As shown in the table above, CUT performed significantly better than DPO in the cold start (LLaMA2) experiment. In the hot start (LLaMA2-chat) experiment, CUT can achieve results comparable to DPO on tasks such as ARC, HellaSwag, MMLU, and TruthfulQA, and is significantly ahead of DPO on the AlpacaEval task. This experiment confirmed the greater potential and advantages of linguistic feedback compared to fractional feedback during large model alignment.
In this work, the researchers systematically explored the current status and innovation of language feedback in large model alignment We proposed an alignment framework CUT based on language feedback, revealing the great potential and advantages of language feedback in the field of large-scale model alignment.

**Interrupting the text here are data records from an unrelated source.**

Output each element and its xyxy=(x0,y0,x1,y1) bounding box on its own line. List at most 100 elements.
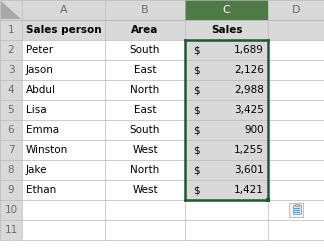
Text: 4: 4 xyxy=(8,85,14,95)
Bar xyxy=(268,180,324,200)
Text: Abdul: Abdul xyxy=(26,85,56,95)
Text: Ethan: Ethan xyxy=(26,185,56,195)
Bar xyxy=(105,120,185,140)
Text: $: $ xyxy=(193,185,200,195)
Text: $: $ xyxy=(193,65,200,75)
Bar xyxy=(0,40,22,60)
Bar xyxy=(268,200,324,220)
Bar xyxy=(0,120,22,140)
Bar xyxy=(268,140,324,160)
Bar xyxy=(22,40,105,60)
Text: East: East xyxy=(134,65,156,75)
Text: Lisa: Lisa xyxy=(26,105,47,115)
Text: 1,255: 1,255 xyxy=(234,145,264,155)
Text: Emma: Emma xyxy=(26,125,59,135)
Bar xyxy=(22,60,105,80)
Bar xyxy=(185,40,268,60)
Bar xyxy=(268,120,324,140)
Bar xyxy=(22,100,105,120)
Bar xyxy=(268,20,324,40)
Bar xyxy=(0,160,22,180)
Bar xyxy=(266,198,270,202)
Text: West: West xyxy=(132,185,158,195)
Bar xyxy=(22,220,105,240)
Bar xyxy=(105,200,185,220)
Bar xyxy=(105,180,185,200)
Text: 1,689: 1,689 xyxy=(234,45,264,55)
Bar xyxy=(105,100,185,120)
Text: $: $ xyxy=(193,45,200,55)
Bar xyxy=(22,20,105,40)
Bar xyxy=(185,0,268,20)
Bar xyxy=(185,80,268,100)
Text: East: East xyxy=(134,105,156,115)
Bar xyxy=(22,120,105,140)
Bar xyxy=(105,60,185,80)
Text: 3: 3 xyxy=(8,65,14,75)
Text: $: $ xyxy=(193,145,200,155)
Text: 2: 2 xyxy=(8,45,14,55)
Text: A: A xyxy=(60,5,67,15)
Text: Peter: Peter xyxy=(26,45,53,55)
Bar xyxy=(105,220,185,240)
Text: West: West xyxy=(132,145,158,155)
Text: $: $ xyxy=(193,125,200,135)
Text: South: South xyxy=(130,45,160,55)
Text: South: South xyxy=(130,125,160,135)
Bar xyxy=(0,220,22,240)
Text: Winston: Winston xyxy=(26,145,68,155)
Bar xyxy=(185,20,268,40)
Bar xyxy=(0,140,22,160)
Text: 9: 9 xyxy=(8,185,14,195)
Text: North: North xyxy=(130,85,160,95)
Bar xyxy=(105,40,185,60)
Bar xyxy=(268,220,324,240)
Bar xyxy=(185,220,268,240)
Bar xyxy=(185,60,268,80)
Bar xyxy=(105,20,185,40)
Text: 7: 7 xyxy=(8,145,14,155)
Bar xyxy=(105,140,185,160)
Bar xyxy=(105,80,185,100)
Bar xyxy=(268,0,324,20)
Text: $: $ xyxy=(193,165,200,175)
Bar xyxy=(0,200,22,220)
Bar xyxy=(268,160,324,180)
Bar xyxy=(268,40,324,60)
Bar xyxy=(185,100,268,120)
Bar xyxy=(185,120,268,140)
Text: 11: 11 xyxy=(5,225,17,235)
Text: North: North xyxy=(130,165,160,175)
Text: 1,421: 1,421 xyxy=(234,185,264,195)
Bar xyxy=(185,140,268,160)
Bar xyxy=(22,80,105,100)
Text: Sales: Sales xyxy=(211,25,242,35)
Text: 5: 5 xyxy=(8,105,14,115)
Text: 8: 8 xyxy=(8,165,14,175)
Text: D: D xyxy=(292,5,300,15)
Bar xyxy=(22,180,105,200)
Text: C: C xyxy=(223,5,230,15)
Bar xyxy=(22,200,105,220)
Text: 2,988: 2,988 xyxy=(234,85,264,95)
Bar xyxy=(0,60,22,80)
Text: 1: 1 xyxy=(8,25,14,35)
Bar xyxy=(22,160,105,180)
Text: 10: 10 xyxy=(5,205,17,215)
Bar xyxy=(22,0,105,20)
Text: $: $ xyxy=(193,85,200,95)
Bar xyxy=(268,60,324,80)
Text: 900: 900 xyxy=(244,125,264,135)
Bar xyxy=(185,200,268,220)
Bar xyxy=(0,20,22,40)
Bar xyxy=(22,140,105,160)
Text: 3,425: 3,425 xyxy=(234,105,264,115)
Bar xyxy=(185,160,268,180)
Text: 6: 6 xyxy=(8,125,14,135)
Text: $: $ xyxy=(193,105,200,115)
Polygon shape xyxy=(1,1,21,19)
Bar xyxy=(185,180,268,200)
Bar xyxy=(0,180,22,200)
FancyBboxPatch shape xyxy=(289,203,303,217)
Bar xyxy=(295,203,298,206)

In addition, there are some new directions and challenges in the research of language feedback, such as:
1. The quality of the comment model: Although research The researchers have successfully demonstrated the feasibility of training a review model, but when observing the model output, they still find that the review model often gives less than accurate reviews. Therefore, improving the quality of the review model is of great significance for large-scale use of language feedback for alignment in the future.
2. Introduction of new knowledge: When language feedback involves knowledge that the large model lacks, even if the large model can accurately Errors were identified, but there was no clear direction for correction. Therefore, it is very important to supplement the knowledge that the large model lacks while aligning.
3. Multi-modal alignment: The success of language models has promoted the research of multi-modal large models, such as language, speech, A combination of images and videos. In these multi-modal scenarios, studying language feedback and feedback of corresponding modalities has ushered in new definitions and challenges.